Andreas membeberkan, berdasarkan data sekitar 55 persen pasien yang datang berobat di RSUD Nabire adalah pengguna KPS, sedangkan pengguna BPJS sekitar 35 persen. Sisanya pasien swasta yang bayar secara mandiri tanpa jaminan kesehatan.
“Untuk melayani pasien BPJS saja, kita memutar uang kurang lebih Rp 20 milyaran lebih, baik untuk obat-obatan, bahan habis pakai, bahan kimia dan jasa. Jadi kalau pengguna KPS di kami sampai 55 persen, tentu banyak sekali dana yang kami keluarkan. Jadi istilahnya kita pemasukan 45 persen untuk layani 55 persen.

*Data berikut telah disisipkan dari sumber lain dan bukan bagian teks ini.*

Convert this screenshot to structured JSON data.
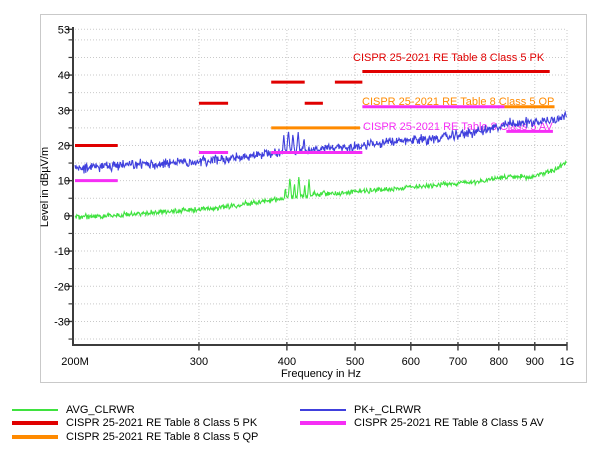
{
  "chart_data": {
    "type": "line",
    "title": "",
    "xlabel": "Frequency in Hz",
    "ylabel": "Level in dBµV/m",
    "x_scale": "log",
    "xlim_mhz": [
      200,
      1000
    ],
    "ylim": [
      -37,
      53
    ],
    "grid": "dotted",
    "x_ticks": [
      {
        "mhz": 200,
        "label": "200M"
      },
      {
        "mhz": 300,
        "label": "300"
      },
      {
        "mhz": 400,
        "label": "400"
      },
      {
        "mhz": 500,
        "label": "500"
      },
      {
        "mhz": 600,
        "label": "600"
      },
      {
        "mhz": 700,
        "label": "700"
      },
      {
        "mhz": 800,
        "label": "800"
      },
      {
        "mhz": 900,
        "label": "900"
      },
      {
        "mhz": 1000,
        "label": "1G"
      }
    ],
    "y_ticks": [
      53,
      40,
      30,
      20,
      10,
      0,
      -10,
      -20,
      -30
    ],
    "series": [
      {
        "name": "AVG_CLRWR",
        "color": "#3fe23f",
        "noise_db": 0.7,
        "anchors_mhz_db": [
          [
            200,
            -0.4
          ],
          [
            230,
            0.2
          ],
          [
            260,
            1.0
          ],
          [
            300,
            1.8
          ],
          [
            340,
            3.0
          ],
          [
            380,
            4.5
          ],
          [
            420,
            5.5
          ],
          [
            460,
            6.3
          ],
          [
            512,
            7.0
          ],
          [
            560,
            7.6
          ],
          [
            600,
            8.2
          ],
          [
            650,
            8.8
          ],
          [
            700,
            9.3
          ],
          [
            750,
            9.8
          ],
          [
            800,
            10.8
          ],
          [
            840,
            11.0
          ],
          [
            880,
            10.8
          ],
          [
            920,
            12.0
          ],
          [
            960,
            13.0
          ],
          [
            1000,
            15.3
          ]
        ],
        "spikes_mhz_db": [
          [
            398,
            8.5
          ],
          [
            404,
            11.0
          ],
          [
            410,
            9.5
          ],
          [
            416,
            11.3
          ],
          [
            424,
            9.0
          ],
          [
            430,
            10.4
          ],
          [
            438,
            7.8
          ],
          [
            452,
            8.0
          ],
          [
            860,
            12.2
          ]
        ]
      },
      {
        "name": "PK+_CLRWR",
        "color": "#4040dd",
        "noise_db": 1.4,
        "anchors_mhz_db": [
          [
            200,
            13.5
          ],
          [
            230,
            14.2
          ],
          [
            260,
            14.8
          ],
          [
            300,
            15.5
          ],
          [
            340,
            16.5
          ],
          [
            380,
            17.8
          ],
          [
            420,
            18.5
          ],
          [
            460,
            19.0
          ],
          [
            512,
            20.0
          ],
          [
            560,
            20.8
          ],
          [
            600,
            21.5
          ],
          [
            650,
            22.0
          ],
          [
            700,
            23.0
          ],
          [
            750,
            24.0
          ],
          [
            800,
            25.2
          ],
          [
            840,
            26.3
          ],
          [
            880,
            26.6
          ],
          [
            920,
            26.8
          ],
          [
            960,
            27.5
          ],
          [
            1000,
            28.5
          ]
        ],
        "spikes_mhz_db": [
          [
            396,
            23.0
          ],
          [
            402,
            24.5
          ],
          [
            408,
            23.5
          ],
          [
            415,
            24.0
          ],
          [
            423,
            22.5
          ],
          [
            830,
            28.0
          ]
        ]
      }
    ],
    "limits": [
      {
        "name": "CISPR 25-2021 RE Table 8 Class 5 PK",
        "color": "#e00000",
        "segments_mhz_db": [
          [
            200,
            230,
            20
          ],
          [
            300,
            330,
            32
          ],
          [
            380,
            424,
            38
          ],
          [
            424,
            450,
            32
          ],
          [
            468,
            512,
            38
          ],
          [
            512,
            945,
            41
          ]
        ]
      },
      {
        "name": "CISPR 25-2021 RE Table 8 Class 5 QP",
        "color": "#ff8a00",
        "segments_mhz_db": [
          [
            380,
            508,
            25
          ],
          [
            815,
            960,
            31
          ]
        ]
      },
      {
        "name": "CISPR 25-2021 RE Table 8 Class 5 AV",
        "color": "#f52ef5",
        "segments_mhz_db": [
          [
            200,
            230,
            10
          ],
          [
            300,
            330,
            18
          ],
          [
            380,
            512,
            18
          ],
          [
            512,
            815,
            31
          ],
          [
            820,
            955,
            24
          ]
        ]
      }
    ],
    "annotations": [
      {
        "text": "CISPR 25-2021 RE Table 8 Class 5 PK",
        "color": "#e00000",
        "x": 353,
        "y": 61
      },
      {
        "text": "CISPR 25-2021 RE Table 8 Class 5 QP",
        "color": "#ff8a00",
        "x": 362,
        "y": 105
      },
      {
        "text": "CISPR 25-2021 RE Table 8 Class 5 AV",
        "color": "#f52ef5",
        "x": 363,
        "y": 130
      }
    ],
    "legend_position": "bottom"
  },
  "legend": {
    "columns": [
      [
        {
          "label": "AVG_CLRWR",
          "color": "#3fe23f",
          "thick": false
        },
        {
          "label": "CISPR 25-2021 RE Table 8 Class 5 PK",
          "color": "#e00000",
          "thick": true
        },
        {
          "label": "CISPR 25-2021 RE Table 8 Class 5 QP",
          "color": "#ff8a00",
          "thick": true
        }
      ],
      [
        {
          "label": "PK+_CLRWR",
          "color": "#4040dd",
          "thick": false
        },
        {
          "label": "CISPR 25-2021 RE Table 8 Class 5 AV",
          "color": "#f52ef5",
          "thick": true
        }
      ]
    ]
  },
  "style": {
    "grid_color": "#c9c9c9",
    "axis_color": "#3c3c3c",
    "text_color": "#000000"
  }
}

Ini kan tidak seimbang. Tetapi secara kemanusiaan, kita tidak tega. Harus layani masyarakat yang tidak mampu,” tegasnya.
Oleh karena itu, menurut Andreas, Pemerintah Provinsi Papua harus segera memberikan kepastian status KPS ini. Jika memang KPS dihilangkan, maka harus ada pemberitahuan melalui surat resmi kepada semua rumah sakit di Papua, termasuk RSUD BLUD Nabire.
Mengingat RSUD Nabire sebagai rumah sakit regional melayani pasien di wilayah Meepago, Andreas berharap Pemda di luar Nabire seperti Paniai, Dogiyai, Deiyai dan Intan Jaya ke depan bisa mengambil kebijakan untuk menolong masyarakat tidak mampu yang dirujuk ke rumah sakit yang dipimpinnya.
“Kita berharap pemda di luar Nabire ini bisa menyiapkan dananya kepada kami. Sehingga ketika masyarakatnya ada yang sakit dan berobat ke rumah sakit kami, cukup tunjukkan KTP-nya. Ini wacana alternatif yang akan kami tempuh ke depan,” tutupnya.
Untuk diketahui, hingga hari ini, rencana integrasi Jaminan Kesehatan Nasional-Kartu Indonesia Sehat (JKN-KIS) dengan Kartu Papua Sehat (KPS) belum terwujud.
Menurut Asisten Deputi Bidang Pengelolaan Kinerja Kantor Cabang Badan Penyelenggara Jaminan Sosial (BPJS) Kesehatan Kedeputian Wilayah Papua dan Papua Barat, Ario Pambudi Trisnowibowo. Kendala utama sejak dulu ialah ialah masalah data para peserta dimana masih banyak Nomor Induk Kependudukan (NIK) yang belum tervalidasi. Artinya, NIK yang database-nya di daerah masih belum ada di data pusat.